Guild Wars!

Time is like Playing Guild Wars. In that I felt like playing guild wars today, or at least making sure it still worked so that when I'm super poor I still have stuff to play.

They've recently changed their log-in procedure though, where you need to enter your character's name (or one of them) or it won't let you log in! Considering I usually choose a random jumble of letters that sounds almost pronounceable in most cases, this presented some difficulty to me. It's been quite a while since I last played it, and I couldn't remember.

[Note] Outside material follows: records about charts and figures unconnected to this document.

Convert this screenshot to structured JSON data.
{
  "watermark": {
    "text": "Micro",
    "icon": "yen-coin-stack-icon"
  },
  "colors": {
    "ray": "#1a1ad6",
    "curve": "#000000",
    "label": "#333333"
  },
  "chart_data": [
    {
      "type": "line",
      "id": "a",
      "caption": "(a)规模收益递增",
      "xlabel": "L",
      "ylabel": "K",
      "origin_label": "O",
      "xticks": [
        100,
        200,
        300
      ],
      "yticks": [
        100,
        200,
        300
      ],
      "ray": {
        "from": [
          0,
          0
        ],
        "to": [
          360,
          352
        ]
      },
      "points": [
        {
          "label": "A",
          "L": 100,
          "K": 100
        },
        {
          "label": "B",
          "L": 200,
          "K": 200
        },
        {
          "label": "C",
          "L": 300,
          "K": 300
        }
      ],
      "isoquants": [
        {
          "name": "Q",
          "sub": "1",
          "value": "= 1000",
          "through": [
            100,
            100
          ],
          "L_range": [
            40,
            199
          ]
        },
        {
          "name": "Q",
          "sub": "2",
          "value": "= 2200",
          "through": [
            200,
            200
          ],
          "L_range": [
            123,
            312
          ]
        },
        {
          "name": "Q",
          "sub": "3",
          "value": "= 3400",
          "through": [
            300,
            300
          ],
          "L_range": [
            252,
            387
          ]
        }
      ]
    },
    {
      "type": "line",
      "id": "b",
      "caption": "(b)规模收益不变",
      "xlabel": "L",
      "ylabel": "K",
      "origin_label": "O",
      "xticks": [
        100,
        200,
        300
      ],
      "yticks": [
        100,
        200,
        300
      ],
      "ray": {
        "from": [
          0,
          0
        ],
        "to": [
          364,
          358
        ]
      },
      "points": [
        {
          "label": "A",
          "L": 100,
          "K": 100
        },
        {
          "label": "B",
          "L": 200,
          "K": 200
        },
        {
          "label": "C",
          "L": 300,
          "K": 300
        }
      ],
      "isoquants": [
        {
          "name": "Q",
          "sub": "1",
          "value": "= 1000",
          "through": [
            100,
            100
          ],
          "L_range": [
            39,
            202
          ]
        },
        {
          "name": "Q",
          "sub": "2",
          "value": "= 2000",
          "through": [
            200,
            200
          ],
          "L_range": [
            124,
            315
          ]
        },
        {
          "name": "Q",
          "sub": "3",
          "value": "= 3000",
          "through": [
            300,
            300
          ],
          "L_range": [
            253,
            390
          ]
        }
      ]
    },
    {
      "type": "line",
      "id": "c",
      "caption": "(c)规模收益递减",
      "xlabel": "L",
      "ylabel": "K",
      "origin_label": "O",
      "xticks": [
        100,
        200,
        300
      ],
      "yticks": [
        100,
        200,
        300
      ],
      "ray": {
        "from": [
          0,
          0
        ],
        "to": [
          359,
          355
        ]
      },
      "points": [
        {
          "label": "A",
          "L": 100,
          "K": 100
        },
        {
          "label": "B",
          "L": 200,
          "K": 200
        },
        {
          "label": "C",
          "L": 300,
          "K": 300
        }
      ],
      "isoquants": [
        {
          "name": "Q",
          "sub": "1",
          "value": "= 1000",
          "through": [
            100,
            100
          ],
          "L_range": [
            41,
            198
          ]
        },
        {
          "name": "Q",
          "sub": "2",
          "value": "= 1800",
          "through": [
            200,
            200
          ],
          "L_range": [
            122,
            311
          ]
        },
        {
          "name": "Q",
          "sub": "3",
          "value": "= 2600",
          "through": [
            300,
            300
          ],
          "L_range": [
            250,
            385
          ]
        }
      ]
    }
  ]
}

So I did the only logical thing I could think of. I guessed. Boy did I guess!

Every guess was wrong.

So since it suggested I contact their support if I was having trouble remembering. And I was. So I did. The following is the actual e-mail I sent to their support...



Hi Guild Wars Support,

Let me tell you a little story. I was a little bored, so thought I'd go through whichever games I had installed on my wonderful lappy, and see which I hadn't played in a while, then download updates. I saw Guild Wars and thought "oh yeah! let's give that a whirl."

So I download my updates, and think "noice, I will play this."

Unfortunately I... well there's a few unfortunalities (it should most definitely be a word, though spell-check doesn't like it.)

The login screen had defaulted my old email, so I thought I had it wrong. Uncovering emails I found I'd correctly changed it to this one sometime ago. Of course, then I wasn't sure which of my plethora of passwords I'd used. But I guess the real kicker:

It's been so long (don't hate me!) that I can't remember the names of any of my characters! I tried my usual Daemensleyaarr, Aragandagormli and Jeffrey, but to no avail. (Okay, so those might have been made up)

Can you help me out with the name of a character? Preferably in the form of the name of the character, as a Jeopardy question type response where it says "This name was used as a character on your account" where I have to reply "Who is 'X'?" is probably not going to be much help. I'm also hoping it's not X, because that would make me look kind of foolish, wouldn't it!

Much thanks in advance,

I look forward to updating this post with whatever else happens on this.

Update: They gave me my name. No fun-ness beyond.

Sobriety, tact, and... no, I'm not buying it either

Time is like... gone. I should have known this might happen. Somehow it's now a month since I last blogged, and that last was barely much at all. Like, what the heck? So to recap the amazing month I had might be difficult, but here goes.

I got sick.

Yeah, amazing story right? It pretty much killed the creative part of my brain for that whole period of ohgodkillmenow, where I successively had a blocked nose, bleeding nose, runny nose, blocked ear, runny... ear??, dry cough, wet cough, internal-bruising cough, smokers cough (and I don't smoke), headaches, chest pains, arm pain, sore throat, dehydration, itches, scratches, boredom, and pity. In hindsight, I should've seen a doctor.

Well, it's not the extent of EVERYTHING but a huge piece of it. I actually went a week without using my lappy. I also gave up coffee at around the same time, so it's plausible my body said "You can't do this to me-RAWR I MAEK U SICK!!" I think it's forgiven me now.

It went on way longer than it should've, and it's only this week that i've really gotten past it.

I've still been living life- you know, going to work, paying bills, sleeping. Cause I'm a good boy.

^_^

So Friday night I got totally drunk and had an awesome night, unexpectedly. When I finally returned to sober, inhibited thought, I found that I had brought back a little of dream-me/drunk-me. Earlier this week I'd started writing again, something new. I said that just having all the pieces and knowing what the end result should be isn't enough to make the puzzle for you- and it was about how deep down I'm pretty shy, but deeper down I'm not. Deeper again I'm a time-travelling dinosaur named Freckles, but that's another story.

So through getting that drunk, I learned some things about myself. I can be cocky/forward. I still won't succumb to peer pressure on something like smoking. If I'm going all out here, I'd even say while I'm happy with who I am, and I feel like I don't need to be in a relationship to be happy, I'd still like it to happen. If that means I have to keep having my own 'Pineapple Incident' time and again until I can be all the me I'm meant to, where I say stupid things to girls, then so be it. I mean, I'm saying stupid things to everybody else, may as well be consistent.